Friday, 22 January 2010

Enter HeVeA

In my last post, we discussed problems with converting LaTeX documents into HTML. I briefly described DocBook, the most compelling alternative I found to LaTeX. I got a lot of response re: DocBook from people telling me I am crazy and what horrible experiences they'd had with DocBook. But I was undaunted, and I forged ahead. I have converted my ISMIR 2009 paper into DocBook and then to HTML. I did this in about half a day, mostly converting LaTeX commands to DocBook XML by hand using the Emacs nXML mode.


Or you can download a tarball with my source as well. I applied the most basic docbook-xsl transform. On Ubuntu, you can apt-get docbook-xsl and Macports seems to include this stuff as well. I used xsltproc to apply the transform with some arguements:


xsltproc --output index.html \
--stringparam bibliography.numbered 1 \
--stringparam bibliography.collection \
./bib.xml \
/usr/share/xml/docbook/stylesheet/nwalsh/html/docbook.xsl \
db-ismir09.xml

We are using --stringparam to pass some optional parameters to the docbook.xsl to get a numbered bibliography and to specify the external bibliography file. These a complete reference list of these parameters is provided on the docbook sourceforge page.

You may notice, not everything went according to plan. I had to spend a lot of time converting the bibliography by hand - the tools I found to do this didn't really work. So in the end, I left the bibliography a bit of a mess with some left-over latex in there.

Furthermore, the PDF version was a bit of a disaster. I used the dblatex utility to generate the PDF as follows:



dblatex --output=db-ismir09.pdf -T simple -L bib.xml db-ismir09.xml


While I was able to get the Docbook tool chain up and working rather quickly, I did have lots of questions. My posts to the mailing list and to the IRC channel were virtually ignored (I had one pleasant reply from a jsmith on IRC pointing me to a masters thesis written in docbook which was helpful but includes no citations or bibliography - the thesis is really a technical software documentation).
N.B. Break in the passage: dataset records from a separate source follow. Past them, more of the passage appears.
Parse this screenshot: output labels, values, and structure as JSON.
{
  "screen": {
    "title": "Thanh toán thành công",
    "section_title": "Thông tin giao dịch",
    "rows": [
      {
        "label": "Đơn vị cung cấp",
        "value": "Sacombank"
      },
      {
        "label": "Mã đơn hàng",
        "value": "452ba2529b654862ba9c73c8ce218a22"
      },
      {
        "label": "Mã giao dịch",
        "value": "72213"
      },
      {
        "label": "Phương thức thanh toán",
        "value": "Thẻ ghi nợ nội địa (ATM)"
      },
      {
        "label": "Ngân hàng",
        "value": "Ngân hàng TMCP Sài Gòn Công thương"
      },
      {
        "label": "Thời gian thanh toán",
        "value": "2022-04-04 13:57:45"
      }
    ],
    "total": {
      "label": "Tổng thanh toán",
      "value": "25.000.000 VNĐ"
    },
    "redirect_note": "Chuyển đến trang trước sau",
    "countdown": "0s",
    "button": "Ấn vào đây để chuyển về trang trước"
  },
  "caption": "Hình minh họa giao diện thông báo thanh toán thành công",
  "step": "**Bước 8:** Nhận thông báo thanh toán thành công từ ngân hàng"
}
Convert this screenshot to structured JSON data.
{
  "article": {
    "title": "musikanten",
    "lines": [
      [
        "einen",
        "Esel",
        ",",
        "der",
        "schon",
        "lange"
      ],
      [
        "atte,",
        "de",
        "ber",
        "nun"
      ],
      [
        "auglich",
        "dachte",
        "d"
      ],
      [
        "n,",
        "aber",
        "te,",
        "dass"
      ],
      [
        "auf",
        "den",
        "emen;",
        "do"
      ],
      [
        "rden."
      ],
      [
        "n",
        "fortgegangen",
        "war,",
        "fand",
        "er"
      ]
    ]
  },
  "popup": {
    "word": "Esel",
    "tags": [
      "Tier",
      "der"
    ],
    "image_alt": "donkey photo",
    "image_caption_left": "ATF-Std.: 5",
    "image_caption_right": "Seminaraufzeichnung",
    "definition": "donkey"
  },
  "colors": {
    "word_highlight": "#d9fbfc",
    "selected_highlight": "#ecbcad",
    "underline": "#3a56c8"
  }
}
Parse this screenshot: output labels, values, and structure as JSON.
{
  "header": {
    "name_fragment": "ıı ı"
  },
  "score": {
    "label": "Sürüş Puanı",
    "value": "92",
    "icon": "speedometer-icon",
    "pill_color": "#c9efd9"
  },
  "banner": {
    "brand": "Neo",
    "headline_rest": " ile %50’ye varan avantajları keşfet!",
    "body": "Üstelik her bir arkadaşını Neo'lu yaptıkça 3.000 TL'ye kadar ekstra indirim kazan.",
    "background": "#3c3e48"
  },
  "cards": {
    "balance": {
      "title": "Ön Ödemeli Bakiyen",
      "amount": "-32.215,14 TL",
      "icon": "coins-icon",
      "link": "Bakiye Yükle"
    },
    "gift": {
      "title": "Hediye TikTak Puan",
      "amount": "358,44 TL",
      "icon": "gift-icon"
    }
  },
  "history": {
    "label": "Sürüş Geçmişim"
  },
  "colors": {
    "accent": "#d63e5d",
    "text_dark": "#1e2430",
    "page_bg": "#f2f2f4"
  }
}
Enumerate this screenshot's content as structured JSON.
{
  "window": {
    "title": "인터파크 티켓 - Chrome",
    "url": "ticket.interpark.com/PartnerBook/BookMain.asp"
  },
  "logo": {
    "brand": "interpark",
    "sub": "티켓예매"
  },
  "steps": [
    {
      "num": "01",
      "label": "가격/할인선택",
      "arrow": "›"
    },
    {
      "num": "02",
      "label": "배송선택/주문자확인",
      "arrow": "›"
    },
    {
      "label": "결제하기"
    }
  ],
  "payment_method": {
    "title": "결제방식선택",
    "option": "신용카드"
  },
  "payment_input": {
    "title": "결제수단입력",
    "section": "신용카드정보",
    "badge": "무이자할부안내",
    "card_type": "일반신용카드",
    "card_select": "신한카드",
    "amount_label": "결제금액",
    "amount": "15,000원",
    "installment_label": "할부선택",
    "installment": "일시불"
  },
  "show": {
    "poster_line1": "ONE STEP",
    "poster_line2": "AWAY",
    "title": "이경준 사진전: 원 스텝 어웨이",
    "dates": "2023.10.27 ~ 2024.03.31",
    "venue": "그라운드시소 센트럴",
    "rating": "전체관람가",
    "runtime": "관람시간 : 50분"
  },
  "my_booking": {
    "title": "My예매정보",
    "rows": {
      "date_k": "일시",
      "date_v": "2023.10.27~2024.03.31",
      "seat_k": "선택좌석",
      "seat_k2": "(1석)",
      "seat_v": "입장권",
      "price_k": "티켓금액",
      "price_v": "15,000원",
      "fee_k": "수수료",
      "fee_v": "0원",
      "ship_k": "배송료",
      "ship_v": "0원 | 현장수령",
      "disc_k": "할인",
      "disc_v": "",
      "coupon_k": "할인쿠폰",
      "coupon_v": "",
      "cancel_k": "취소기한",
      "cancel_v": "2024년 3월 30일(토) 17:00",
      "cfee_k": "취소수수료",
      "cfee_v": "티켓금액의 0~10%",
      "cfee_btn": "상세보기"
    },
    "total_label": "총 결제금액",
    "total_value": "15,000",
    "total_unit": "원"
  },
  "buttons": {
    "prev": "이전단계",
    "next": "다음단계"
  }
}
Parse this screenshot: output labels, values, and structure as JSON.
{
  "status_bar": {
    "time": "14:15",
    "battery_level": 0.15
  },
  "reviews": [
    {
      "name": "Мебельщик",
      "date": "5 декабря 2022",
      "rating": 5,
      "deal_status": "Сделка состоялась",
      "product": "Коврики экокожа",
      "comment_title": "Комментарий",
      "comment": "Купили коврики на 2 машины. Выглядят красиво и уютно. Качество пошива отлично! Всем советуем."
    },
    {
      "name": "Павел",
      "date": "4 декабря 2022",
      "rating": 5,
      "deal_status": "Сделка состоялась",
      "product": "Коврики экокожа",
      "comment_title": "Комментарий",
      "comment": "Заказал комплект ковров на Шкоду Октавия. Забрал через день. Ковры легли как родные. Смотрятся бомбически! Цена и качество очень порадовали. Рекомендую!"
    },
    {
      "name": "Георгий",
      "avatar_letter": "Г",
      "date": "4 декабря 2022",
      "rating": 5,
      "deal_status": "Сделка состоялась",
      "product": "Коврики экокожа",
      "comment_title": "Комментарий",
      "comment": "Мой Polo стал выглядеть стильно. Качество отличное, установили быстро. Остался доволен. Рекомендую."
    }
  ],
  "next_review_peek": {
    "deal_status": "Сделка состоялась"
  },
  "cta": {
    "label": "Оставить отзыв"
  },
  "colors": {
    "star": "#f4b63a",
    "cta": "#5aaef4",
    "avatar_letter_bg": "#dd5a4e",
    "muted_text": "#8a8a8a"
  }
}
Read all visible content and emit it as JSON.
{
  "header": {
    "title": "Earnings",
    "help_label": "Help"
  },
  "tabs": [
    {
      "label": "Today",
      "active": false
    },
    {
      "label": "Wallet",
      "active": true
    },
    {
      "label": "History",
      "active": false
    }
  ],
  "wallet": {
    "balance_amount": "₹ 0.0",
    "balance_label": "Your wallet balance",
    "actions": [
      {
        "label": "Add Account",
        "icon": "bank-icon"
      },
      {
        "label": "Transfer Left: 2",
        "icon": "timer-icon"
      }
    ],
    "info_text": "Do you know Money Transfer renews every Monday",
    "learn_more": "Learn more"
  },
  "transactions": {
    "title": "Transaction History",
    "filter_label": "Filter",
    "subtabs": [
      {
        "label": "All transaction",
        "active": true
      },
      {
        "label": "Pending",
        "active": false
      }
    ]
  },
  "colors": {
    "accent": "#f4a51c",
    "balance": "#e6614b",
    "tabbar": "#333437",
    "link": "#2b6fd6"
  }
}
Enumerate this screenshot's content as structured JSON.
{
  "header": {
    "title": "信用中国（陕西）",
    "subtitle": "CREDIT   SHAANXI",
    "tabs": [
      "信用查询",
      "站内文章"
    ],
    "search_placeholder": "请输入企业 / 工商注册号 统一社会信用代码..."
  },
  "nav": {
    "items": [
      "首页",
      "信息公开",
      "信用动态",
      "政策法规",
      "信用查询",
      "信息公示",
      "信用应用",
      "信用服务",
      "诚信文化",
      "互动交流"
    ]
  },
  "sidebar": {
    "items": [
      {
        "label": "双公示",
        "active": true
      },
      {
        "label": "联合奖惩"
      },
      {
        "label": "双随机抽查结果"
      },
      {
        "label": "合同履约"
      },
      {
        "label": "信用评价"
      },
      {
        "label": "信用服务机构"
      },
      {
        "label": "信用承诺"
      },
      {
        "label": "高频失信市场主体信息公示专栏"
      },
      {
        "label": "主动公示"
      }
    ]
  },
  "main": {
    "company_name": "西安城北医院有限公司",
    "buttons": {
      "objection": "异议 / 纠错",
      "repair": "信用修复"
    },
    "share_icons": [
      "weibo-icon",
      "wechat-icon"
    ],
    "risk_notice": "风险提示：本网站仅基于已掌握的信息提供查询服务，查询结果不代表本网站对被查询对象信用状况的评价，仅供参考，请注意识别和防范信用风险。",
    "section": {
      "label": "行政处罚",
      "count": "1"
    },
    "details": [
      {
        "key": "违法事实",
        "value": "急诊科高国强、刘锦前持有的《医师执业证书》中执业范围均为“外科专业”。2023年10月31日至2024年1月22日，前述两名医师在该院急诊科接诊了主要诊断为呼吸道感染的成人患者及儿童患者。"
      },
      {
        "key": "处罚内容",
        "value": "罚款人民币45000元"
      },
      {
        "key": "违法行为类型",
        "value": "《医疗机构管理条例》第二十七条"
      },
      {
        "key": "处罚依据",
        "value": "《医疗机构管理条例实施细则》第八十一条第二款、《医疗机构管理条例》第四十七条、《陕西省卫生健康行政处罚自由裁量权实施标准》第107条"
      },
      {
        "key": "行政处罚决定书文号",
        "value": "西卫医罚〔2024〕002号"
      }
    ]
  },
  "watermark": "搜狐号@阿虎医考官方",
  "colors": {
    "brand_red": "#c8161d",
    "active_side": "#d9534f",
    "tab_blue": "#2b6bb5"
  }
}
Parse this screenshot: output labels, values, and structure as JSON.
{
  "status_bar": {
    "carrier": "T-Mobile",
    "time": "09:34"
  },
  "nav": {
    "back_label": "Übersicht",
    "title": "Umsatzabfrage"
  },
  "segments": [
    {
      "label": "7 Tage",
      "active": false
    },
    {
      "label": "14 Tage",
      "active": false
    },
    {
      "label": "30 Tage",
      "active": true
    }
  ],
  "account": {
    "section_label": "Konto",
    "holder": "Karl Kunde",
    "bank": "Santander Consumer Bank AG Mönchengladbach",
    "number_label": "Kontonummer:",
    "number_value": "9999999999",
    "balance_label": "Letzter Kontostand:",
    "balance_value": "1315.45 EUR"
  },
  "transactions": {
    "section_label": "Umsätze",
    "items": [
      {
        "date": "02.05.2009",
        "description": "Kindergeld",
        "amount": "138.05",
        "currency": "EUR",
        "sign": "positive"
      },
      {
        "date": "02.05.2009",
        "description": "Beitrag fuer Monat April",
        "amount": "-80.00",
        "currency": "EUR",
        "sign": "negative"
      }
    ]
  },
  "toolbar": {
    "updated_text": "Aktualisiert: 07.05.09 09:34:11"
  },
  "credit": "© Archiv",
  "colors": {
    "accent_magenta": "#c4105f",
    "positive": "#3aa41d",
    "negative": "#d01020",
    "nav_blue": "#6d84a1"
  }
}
This was really off-putting for me and (sigh) has led me back to LaTeX.

Luckily, thanks to my long-time friend and colleague Ben Fields, I discovered HeVeA. This is more modern and complete LaTeX to HTML package that seems very promising. I was able to convert the same ISMIR 2009 paper to HTML in a manner of minutes.


This actually looks much better than the Docbook version IMHO. The only major problem I see is that the URLs in my LaTeX don't seem to automagically become href's in the HTML as I had hoped. There was also some funkiness with the images I had to fix by hand. But this package seems to be well documented and I am optimistic.

In addition to HeVeA, Ben suggested TtH which I had tried before and had problems getting it to work (probably user error to be fair). But I hope to give it a real try again this week.

So in conclusion, in my brief experience Docbook is not as horrible as everybody said. But, the Docbook user community seemed to give me the cold shoulder (sorry I'm a lamer noob who has questions). It seems using Docbook instead of LaTeX would, in the end, create a lot more problems than it would solve. I still like the idea of Docbook - it seems so much more "future proof" than LaTeX - but I'm going to have to stick to the beaten path on this one. Looks like LaTeX wins.

UPDATE:

I've managed to use TTH to create an HTML version of the same paper.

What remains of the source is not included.